JAKARTA, KOMPAS.com - Usulan untuk memberikan gelar pahlawan nasional kepada Syekh Muhammad Kholil bin Abdul Latif atau kerap dikenal dengan nama Syaikhona Kholil atau Syekh Kholil kembali disampaikan.
Presiden Partai Keadilan Sejahtera (PKS) Ahmad Syaikhu mengatakan, mereka mengusulkan kepada pemerintah supaya ulama asal Bangkalan, Madura, itu mendapatkan gelar pahlawan nasional. Ketua Dewan Pimpinan Wilayah PKS Jawa Timur Irwan Setiawan mengatakan, mereka akan berupaya untuk menyampaikan usulan itu kepada pemerintah.
“Akan terus kami perjuangkan, beliau adalah guru dari para guru dan tokoh bangsa ini. Beliau guru para kiai yang menjadi spirit perjuangan melawan penjajah merebut kemerdekaan Indonesia,” kata Irwan.
Baca juga: PKS Usulkan Syaikhona Kholil Jadi Pahlawan Nasional
Usulan yang sama pernah disampaikan oleh Partai Nasdem pada 2021 silam. Ketua Fraksi Nasdem di Majelis Permusyawaratan Rakyat (MPR) Taufik Basari, saat itu mengatakan, Syaikhona Kholil adalah tokoh yang luara biasa dan berjasa bagi bangsa.
"Karena Syekh Kholil adalah guru dari para pahlawan nasional," kata pria yang akrab disapa Tobas itu pada 15 Oktober 2021.
Syekh Kholil adalah ulama yang sangat masyhur di Madura. Dia lahir pada sekitar 25 Mei 1835, atau pada 9 Shafar 1252 Hijriah, di Kemayoran, Bangkalan.
Sang ayah adalah Kiai Haji Abdul Latif. Dia adalah anak dari Kiai Hamim yang merupakan anak Kiai Abdul Karim. Kiai Abdul Karim dilaporkan merupakan anak Kiai Muharram bin Kiai Asror Karomah bin Kiai Abdullah bin Sayyid Sulaiman. Sayyid Sulaiman merupakan cucu dari Sunan Gunung Jati.
Sedangkan ibunya bernama Syarifah Khodijah. Dia putri dari Kiai Abdullah bin Ali Akbar bin Sayyid Sulaiman.

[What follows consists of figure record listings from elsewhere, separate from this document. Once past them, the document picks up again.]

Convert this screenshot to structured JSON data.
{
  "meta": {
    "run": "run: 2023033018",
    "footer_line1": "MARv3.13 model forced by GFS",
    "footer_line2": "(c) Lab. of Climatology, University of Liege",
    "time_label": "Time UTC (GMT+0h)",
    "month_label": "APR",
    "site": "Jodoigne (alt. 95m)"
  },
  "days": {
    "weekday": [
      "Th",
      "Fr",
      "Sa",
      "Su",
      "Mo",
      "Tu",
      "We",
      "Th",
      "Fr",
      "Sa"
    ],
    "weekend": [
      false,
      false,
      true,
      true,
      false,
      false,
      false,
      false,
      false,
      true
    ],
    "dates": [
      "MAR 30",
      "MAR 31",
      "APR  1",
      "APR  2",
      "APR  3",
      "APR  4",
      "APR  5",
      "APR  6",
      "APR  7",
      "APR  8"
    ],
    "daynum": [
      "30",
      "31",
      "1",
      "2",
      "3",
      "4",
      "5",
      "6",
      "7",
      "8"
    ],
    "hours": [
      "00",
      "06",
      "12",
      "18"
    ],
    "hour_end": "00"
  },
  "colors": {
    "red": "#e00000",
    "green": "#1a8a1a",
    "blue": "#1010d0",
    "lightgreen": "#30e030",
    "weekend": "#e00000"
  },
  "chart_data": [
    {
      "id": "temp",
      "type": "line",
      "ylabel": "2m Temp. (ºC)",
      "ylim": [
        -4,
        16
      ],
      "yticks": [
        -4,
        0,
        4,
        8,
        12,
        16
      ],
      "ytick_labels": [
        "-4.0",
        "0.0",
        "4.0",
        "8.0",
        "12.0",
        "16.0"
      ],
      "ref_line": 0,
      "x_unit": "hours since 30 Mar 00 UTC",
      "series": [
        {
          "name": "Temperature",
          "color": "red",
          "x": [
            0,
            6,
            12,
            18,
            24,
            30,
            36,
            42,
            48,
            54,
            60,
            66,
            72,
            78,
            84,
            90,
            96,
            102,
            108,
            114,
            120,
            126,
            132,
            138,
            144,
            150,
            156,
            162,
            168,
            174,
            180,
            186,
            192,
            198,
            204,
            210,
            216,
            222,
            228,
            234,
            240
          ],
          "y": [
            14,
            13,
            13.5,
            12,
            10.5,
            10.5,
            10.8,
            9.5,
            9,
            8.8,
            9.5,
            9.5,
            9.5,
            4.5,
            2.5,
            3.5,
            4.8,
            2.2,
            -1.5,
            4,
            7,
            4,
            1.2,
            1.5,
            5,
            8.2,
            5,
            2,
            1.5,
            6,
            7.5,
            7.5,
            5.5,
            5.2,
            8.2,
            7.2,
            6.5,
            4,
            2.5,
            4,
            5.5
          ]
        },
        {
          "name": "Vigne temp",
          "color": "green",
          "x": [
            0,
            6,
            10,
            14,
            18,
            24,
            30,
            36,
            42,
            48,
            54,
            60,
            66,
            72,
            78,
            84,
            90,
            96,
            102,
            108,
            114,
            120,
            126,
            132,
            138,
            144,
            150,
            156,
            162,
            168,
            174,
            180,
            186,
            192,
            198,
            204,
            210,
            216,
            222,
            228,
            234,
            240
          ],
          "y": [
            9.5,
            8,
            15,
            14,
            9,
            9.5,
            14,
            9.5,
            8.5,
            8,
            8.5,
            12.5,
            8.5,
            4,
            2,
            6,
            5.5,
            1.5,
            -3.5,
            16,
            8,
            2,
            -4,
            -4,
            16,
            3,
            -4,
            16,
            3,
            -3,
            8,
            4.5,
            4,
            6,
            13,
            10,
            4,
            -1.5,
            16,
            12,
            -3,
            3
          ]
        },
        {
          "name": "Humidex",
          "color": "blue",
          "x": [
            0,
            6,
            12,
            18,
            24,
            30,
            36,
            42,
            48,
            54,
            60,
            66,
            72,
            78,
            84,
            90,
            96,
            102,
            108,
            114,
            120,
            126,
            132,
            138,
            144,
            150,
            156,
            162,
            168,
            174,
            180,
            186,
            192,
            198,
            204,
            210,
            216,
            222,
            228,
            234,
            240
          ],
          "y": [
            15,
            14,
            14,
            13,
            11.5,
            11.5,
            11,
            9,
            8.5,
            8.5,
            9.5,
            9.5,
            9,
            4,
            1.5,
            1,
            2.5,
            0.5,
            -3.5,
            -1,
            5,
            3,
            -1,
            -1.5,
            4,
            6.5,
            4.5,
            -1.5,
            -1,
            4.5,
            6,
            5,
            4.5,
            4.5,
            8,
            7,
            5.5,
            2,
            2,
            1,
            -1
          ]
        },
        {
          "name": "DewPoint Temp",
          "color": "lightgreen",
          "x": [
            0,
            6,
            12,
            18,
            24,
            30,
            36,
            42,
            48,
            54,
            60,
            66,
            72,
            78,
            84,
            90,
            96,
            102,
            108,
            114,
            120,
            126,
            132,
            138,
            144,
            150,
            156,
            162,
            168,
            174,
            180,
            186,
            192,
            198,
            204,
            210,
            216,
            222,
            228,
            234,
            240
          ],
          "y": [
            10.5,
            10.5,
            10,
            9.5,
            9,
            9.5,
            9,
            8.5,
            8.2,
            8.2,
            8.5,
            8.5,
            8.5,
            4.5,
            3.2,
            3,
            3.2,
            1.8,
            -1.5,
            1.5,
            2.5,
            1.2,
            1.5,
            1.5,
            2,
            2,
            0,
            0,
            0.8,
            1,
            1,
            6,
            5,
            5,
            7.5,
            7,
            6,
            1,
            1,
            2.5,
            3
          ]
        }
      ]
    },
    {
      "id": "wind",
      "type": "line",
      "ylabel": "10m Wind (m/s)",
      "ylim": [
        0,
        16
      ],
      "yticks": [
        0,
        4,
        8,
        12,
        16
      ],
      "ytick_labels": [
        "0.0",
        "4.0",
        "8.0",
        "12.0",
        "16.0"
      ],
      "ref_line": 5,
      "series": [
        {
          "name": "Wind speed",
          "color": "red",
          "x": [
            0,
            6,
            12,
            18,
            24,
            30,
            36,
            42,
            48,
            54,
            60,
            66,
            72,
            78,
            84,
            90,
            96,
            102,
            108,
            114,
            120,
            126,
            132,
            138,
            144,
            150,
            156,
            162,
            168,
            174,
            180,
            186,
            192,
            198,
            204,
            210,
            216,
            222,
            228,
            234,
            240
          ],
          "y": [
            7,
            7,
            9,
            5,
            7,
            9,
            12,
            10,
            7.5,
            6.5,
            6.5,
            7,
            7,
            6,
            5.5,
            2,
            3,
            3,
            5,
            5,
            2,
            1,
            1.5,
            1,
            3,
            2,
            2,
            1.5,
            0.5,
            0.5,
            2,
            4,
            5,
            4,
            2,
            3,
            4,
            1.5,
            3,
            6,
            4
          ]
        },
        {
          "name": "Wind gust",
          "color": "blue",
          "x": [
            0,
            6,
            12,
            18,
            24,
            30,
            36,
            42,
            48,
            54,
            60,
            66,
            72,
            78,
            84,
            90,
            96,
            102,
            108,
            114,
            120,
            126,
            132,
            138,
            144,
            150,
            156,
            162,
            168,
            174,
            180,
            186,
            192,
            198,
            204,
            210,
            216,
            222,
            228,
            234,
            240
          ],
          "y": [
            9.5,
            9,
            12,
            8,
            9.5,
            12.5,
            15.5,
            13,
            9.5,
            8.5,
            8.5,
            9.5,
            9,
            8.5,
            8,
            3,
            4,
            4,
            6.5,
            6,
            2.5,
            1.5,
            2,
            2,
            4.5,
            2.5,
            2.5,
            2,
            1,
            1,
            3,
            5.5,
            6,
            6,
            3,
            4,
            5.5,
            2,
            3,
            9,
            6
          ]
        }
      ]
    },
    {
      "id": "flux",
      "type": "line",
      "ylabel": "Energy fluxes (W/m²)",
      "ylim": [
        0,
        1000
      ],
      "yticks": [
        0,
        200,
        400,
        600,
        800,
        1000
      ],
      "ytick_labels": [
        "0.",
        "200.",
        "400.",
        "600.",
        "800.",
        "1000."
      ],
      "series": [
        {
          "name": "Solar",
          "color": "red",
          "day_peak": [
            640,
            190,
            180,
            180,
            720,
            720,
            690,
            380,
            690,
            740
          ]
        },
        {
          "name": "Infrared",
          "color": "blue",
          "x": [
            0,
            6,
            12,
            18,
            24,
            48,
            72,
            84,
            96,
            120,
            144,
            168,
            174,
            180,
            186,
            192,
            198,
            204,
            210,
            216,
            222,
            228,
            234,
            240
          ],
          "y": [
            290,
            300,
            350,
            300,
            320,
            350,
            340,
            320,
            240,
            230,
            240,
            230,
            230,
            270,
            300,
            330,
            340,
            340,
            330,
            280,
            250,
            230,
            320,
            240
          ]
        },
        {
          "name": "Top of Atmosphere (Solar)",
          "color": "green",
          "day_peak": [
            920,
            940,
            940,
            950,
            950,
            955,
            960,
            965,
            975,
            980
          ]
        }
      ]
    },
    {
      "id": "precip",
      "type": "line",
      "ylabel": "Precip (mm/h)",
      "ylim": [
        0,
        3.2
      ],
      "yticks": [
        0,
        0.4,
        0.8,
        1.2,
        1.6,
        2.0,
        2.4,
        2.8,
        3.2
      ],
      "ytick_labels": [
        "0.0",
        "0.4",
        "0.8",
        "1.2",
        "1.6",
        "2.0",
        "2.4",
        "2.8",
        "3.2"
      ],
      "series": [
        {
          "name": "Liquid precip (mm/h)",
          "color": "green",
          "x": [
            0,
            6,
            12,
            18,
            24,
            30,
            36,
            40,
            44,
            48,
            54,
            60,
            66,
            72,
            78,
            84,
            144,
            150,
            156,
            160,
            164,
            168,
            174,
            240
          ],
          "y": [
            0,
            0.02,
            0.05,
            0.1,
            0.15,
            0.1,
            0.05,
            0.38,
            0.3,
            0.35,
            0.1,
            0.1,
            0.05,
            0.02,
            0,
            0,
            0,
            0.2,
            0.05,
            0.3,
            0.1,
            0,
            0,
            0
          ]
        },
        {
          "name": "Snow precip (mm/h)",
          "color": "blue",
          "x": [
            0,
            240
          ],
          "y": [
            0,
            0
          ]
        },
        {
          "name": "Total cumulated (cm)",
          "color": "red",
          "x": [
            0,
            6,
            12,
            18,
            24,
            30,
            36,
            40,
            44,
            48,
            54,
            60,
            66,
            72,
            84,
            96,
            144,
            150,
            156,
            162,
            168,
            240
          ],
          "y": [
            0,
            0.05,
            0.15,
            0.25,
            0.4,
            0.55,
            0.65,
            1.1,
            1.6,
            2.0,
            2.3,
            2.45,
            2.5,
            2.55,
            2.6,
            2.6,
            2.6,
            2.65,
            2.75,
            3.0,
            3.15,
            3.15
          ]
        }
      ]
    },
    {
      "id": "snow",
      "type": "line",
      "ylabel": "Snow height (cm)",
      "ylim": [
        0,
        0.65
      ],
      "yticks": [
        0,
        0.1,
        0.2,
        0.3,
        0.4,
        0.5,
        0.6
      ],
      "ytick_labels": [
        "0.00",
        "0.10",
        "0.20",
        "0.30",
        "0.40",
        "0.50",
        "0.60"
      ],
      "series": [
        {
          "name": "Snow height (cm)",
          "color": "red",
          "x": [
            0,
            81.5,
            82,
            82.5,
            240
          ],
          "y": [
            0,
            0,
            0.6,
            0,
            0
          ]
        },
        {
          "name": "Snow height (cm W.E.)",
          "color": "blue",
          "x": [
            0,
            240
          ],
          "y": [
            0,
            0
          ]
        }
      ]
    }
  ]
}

Baca juga: Gelar Seminar, Nasdem Nilai Syaikhona Kholil Layak Diberi Gelar Pahlawan Nasional
Sejak kecil Syekh Kholil ditempa oleh ayahnya dengan berbagai ilmu dalam lingkungan pesantren. Saat itu Syekh Kholil mendalami ilmu Fikih, yakni salah satu bidang ilmu dalam syariat Islam yang secara khusus membahas persoalan hukum yang mengatur berbagai aspek kehidupan manusia, baik kehidupan pribadi, bermasyarakat maupun kehidupan manusia dengan Allah.
Selain itu, Syekh Kholil juga mempelajari ilmu Nahwu dari sang ayah. Nahwu merupakan salah satu bagian dasar dari ilmu tata bahasa dalam bahasa Arab untuk mengetahui jabatan kata dalam kalimat dan bentuk huruf atau harakat terakhir dari suatu kata. Dengan kata lain, ilmu Nahwu mempelajari struktur kalimat bahasa Arab.
Ilmu Nahwu kerap dipadukan dengan ilmu Shorof yang membahas tentang kata-kata dengan perubahan-perubahannya (tashrif).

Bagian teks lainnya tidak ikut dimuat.